Academy Stops 'Kane' Auction
Orson Welles' 1942 Oscar for "Citizen Kane," the centerpiece of an auction of entertainment memorabilia, was withdrawn from the sale when the Academy of Motion Picture Arts and Sciences exercised its right to buy it back for $1.
"The Oscar has been withdrawn" from the Friday sale, a spokeswoman for Christie's auction house, which had featured the Oscar on the cover of its auction catalog, told The New York Times in Tuesday editions.
Bruce Davis, the academy's executive director, said he was perplexed that the statuette had been scheduled for sale because "we have a letter from Christie's general counsel assuring us that the Oscar would not be offered for sale until the legal issues are resolved," the Times reported.
Since 1950, all Oscar recipients have had to sign an agreement giving the academy the first right of purchase, for the nominal fee of $1, for any Oscar offered for sale by an owner.
The academy evoked the agreement in the Christie's sale even though the Welles Oscar was won eight years before the agreement came into being.

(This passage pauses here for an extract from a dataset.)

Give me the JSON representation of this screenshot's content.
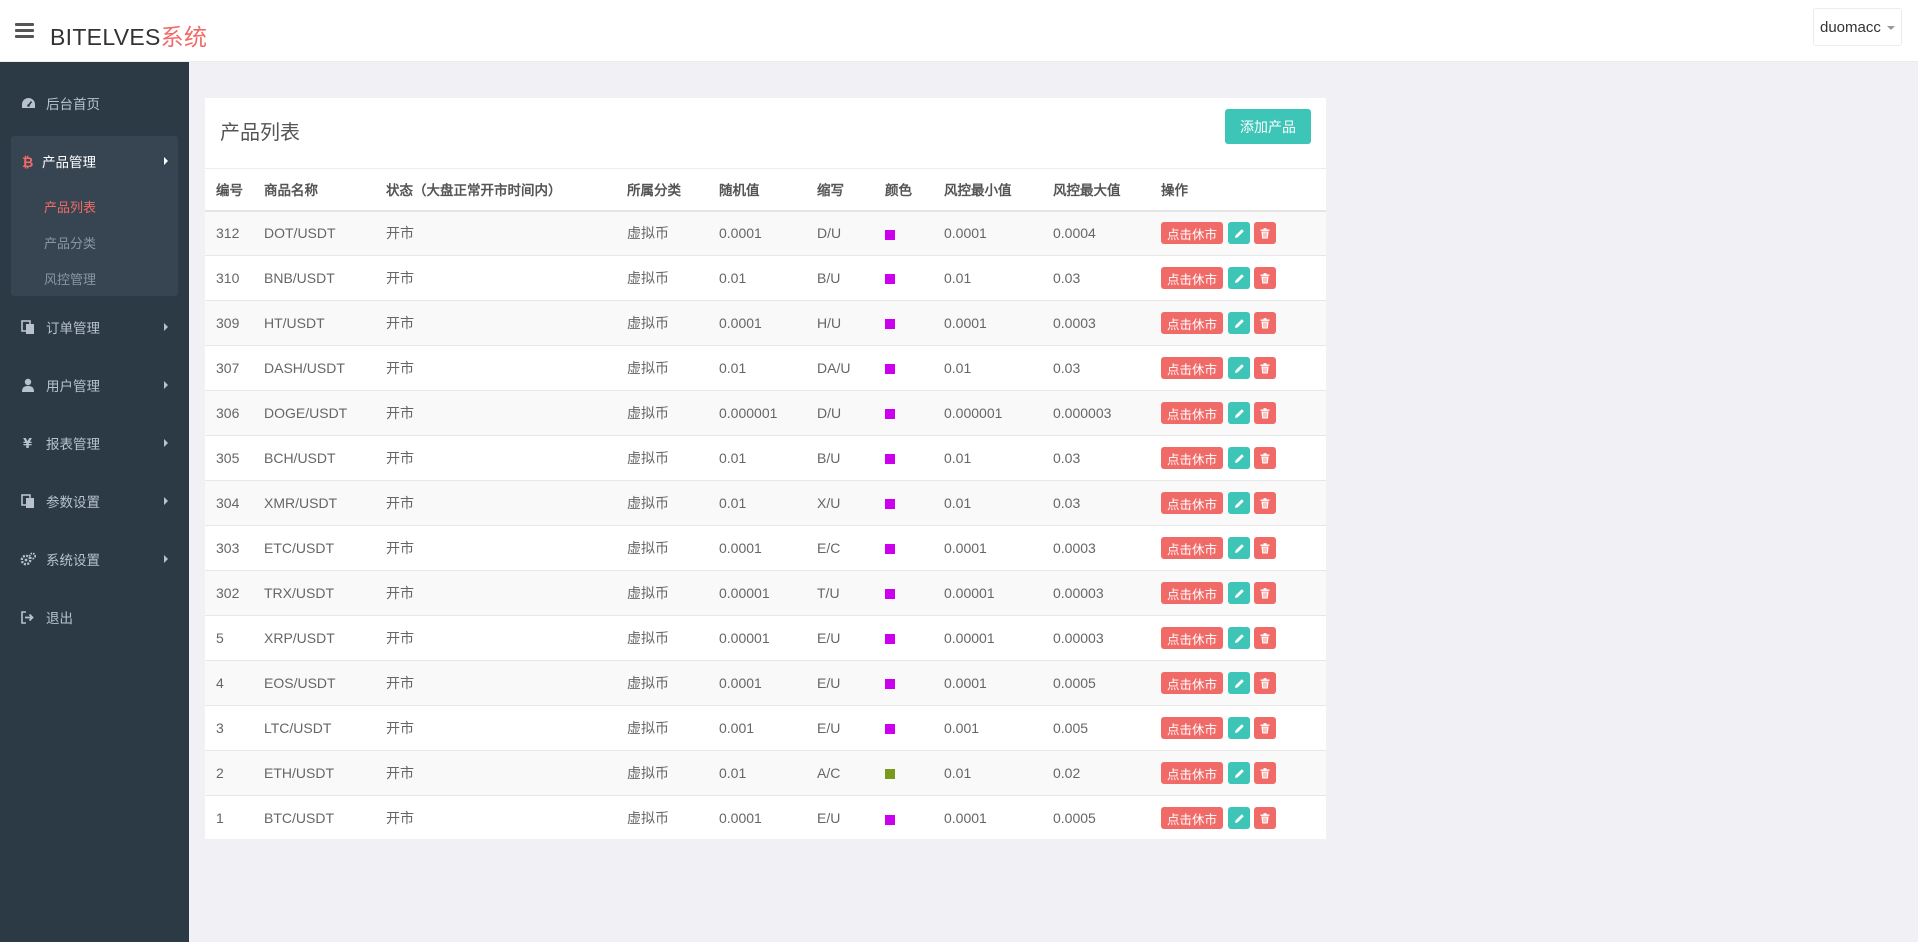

Davis said Christie's had even called the academy "and asked is this one that we would object to or not."
The Oscar, among a large selection of Welles-related material that was estimated to sell at $300,000 to $400,000, was being sold by Beatrice Welles, the youngest of the filmmaker's three daughters and the sole heir of his estate.
For many years, it had been believed to be lost, and in 1988 Beatrice Welles requested a duplicate from the academy.
"We gave her a duplicate, and fortunately we also had her sign a version of the winner's agreement at that time, which also covered the original, should it ever surface," Davis told the Times.
The Oscar did surface, in 1994, at a Sotheby's auction in London. It had belonged to Gary Graver, a cinematographer who had worked with Welles and said he had received the statuette as a gift from the legendary filmmaker, who died in 1985.
Graver sold it in 1994 to the Bay Holdings company for $50,000. Bay Holdings later offered it for sale to Sotheby's, but when Beatrice Welles learned of its existence, she sued Graver and Bay Holdings, and won, stopping the sale.
Davis said it is easy to distinguish the original Welles Oscar from the duplicate.
The ones given out in 1941 had a Belgian marble base; beginning in 1950, the base was changed to spun brass and each statuette was given a serial number.